PETERSBURG, KY — One year ago Answers in Genesis filed a lawsuit against the government of Kentucky for alleged discrimination in refusing to extend a sales tax rebate incentive program to the Ark Encounter theme park the apologetics ministry is building in northern Kentucky near Cincinnati.
Baptist Press reported, “The state’s decision to deny the tax incentive based on AIG’s status as a religious organization is against the law and violates legal precedent, the lawsuit asserts.”
AIG president Ken Ham said, “The state was so insistent on treating our religious entity as a second-class citizen that we were simply left with no alternative but to proceed to court. This is the latest example of increasing government hostility towards religion in America, and it’s certainly among the most blatant. Our organization spent many months attempting to reason with state officials so that this lawsuit would not be necessary.”

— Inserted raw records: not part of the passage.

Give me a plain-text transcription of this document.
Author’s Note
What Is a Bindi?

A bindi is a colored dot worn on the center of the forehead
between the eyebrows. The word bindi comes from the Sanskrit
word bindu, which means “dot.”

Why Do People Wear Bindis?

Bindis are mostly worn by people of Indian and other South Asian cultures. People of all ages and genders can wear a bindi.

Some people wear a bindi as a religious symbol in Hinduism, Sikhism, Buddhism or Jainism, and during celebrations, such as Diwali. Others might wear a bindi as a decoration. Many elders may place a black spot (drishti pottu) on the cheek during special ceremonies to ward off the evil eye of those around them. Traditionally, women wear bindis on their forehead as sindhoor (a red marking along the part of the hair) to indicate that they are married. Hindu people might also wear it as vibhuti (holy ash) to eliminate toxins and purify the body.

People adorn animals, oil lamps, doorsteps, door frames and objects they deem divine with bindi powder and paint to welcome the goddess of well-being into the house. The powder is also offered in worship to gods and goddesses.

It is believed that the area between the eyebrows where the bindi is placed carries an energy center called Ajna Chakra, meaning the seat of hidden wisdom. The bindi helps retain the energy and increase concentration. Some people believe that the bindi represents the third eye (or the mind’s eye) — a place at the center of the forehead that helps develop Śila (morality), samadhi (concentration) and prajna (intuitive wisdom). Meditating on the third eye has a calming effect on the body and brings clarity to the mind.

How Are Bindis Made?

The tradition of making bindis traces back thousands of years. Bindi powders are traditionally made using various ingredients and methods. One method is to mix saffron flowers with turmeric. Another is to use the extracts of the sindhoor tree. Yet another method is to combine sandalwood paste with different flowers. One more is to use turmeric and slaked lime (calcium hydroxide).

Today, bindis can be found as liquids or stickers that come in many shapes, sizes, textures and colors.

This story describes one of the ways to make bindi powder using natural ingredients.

On Jan. 25 AIG reported, “In a victory for religious freedom in America, a federal court today issued a preliminary injunction against the Commonwealth of Kentucky for unlawfully blocking efforts by the Ark Encounter theme park developer, Answers in Genesis (“AiG”), to participate in the Kentucky Tourism Development Program. The federal court found 'that the Commonwealth’s exclusion of AiG from participating in the program for the reasons stated – i.e., on the basis of AiG’s religious beliefs, purpose, mission, message, or conduct, is a violation of AiG’s rights under the First Amendment to the federal Constitution' (p. 70). The judge has ordered the state to move forward in processing AiG’s application for the available tax rebate incentives that would become effective after the Ark opens and is operating.
“In his decision today, Judge Greg Van Tatenhove of the US District Court for the Eastern District of Kentucky also upheld AiG’s right to religious preferences in its hiring. In the last paragraph of his ruling, the judge declared that AiG may 'utilize any Title VII exception for which it qualifies concerning the hiring of its personnel.' Earlier in his decision he stated, 'Because AiG likely qualifies for the ministerial exception under Title VII, it can choose to hire people who adhere to certain religious beliefs while still being in compliance with state and federal law as agreed in the application and without their hiring practices being attributed to the Commonwealth.'"
“This ruling is an important precedent,” said Mike Johnson, chief counsel of the public interest law firm, Freedom Guard, who argued the case for AiG. “The court has affirmed a longstanding principle that the Constitution does not permit a state to show hostility towards religion. The First Amendment does not allow Christian organizations to be treated like second-class citizens merely because of what they believe.”
The Christian Index stands with AIG and Freedom Guard in expressing thanks to Judge Greg Van Tatenhove for his commitment to the Constitution and to Religious Freedom.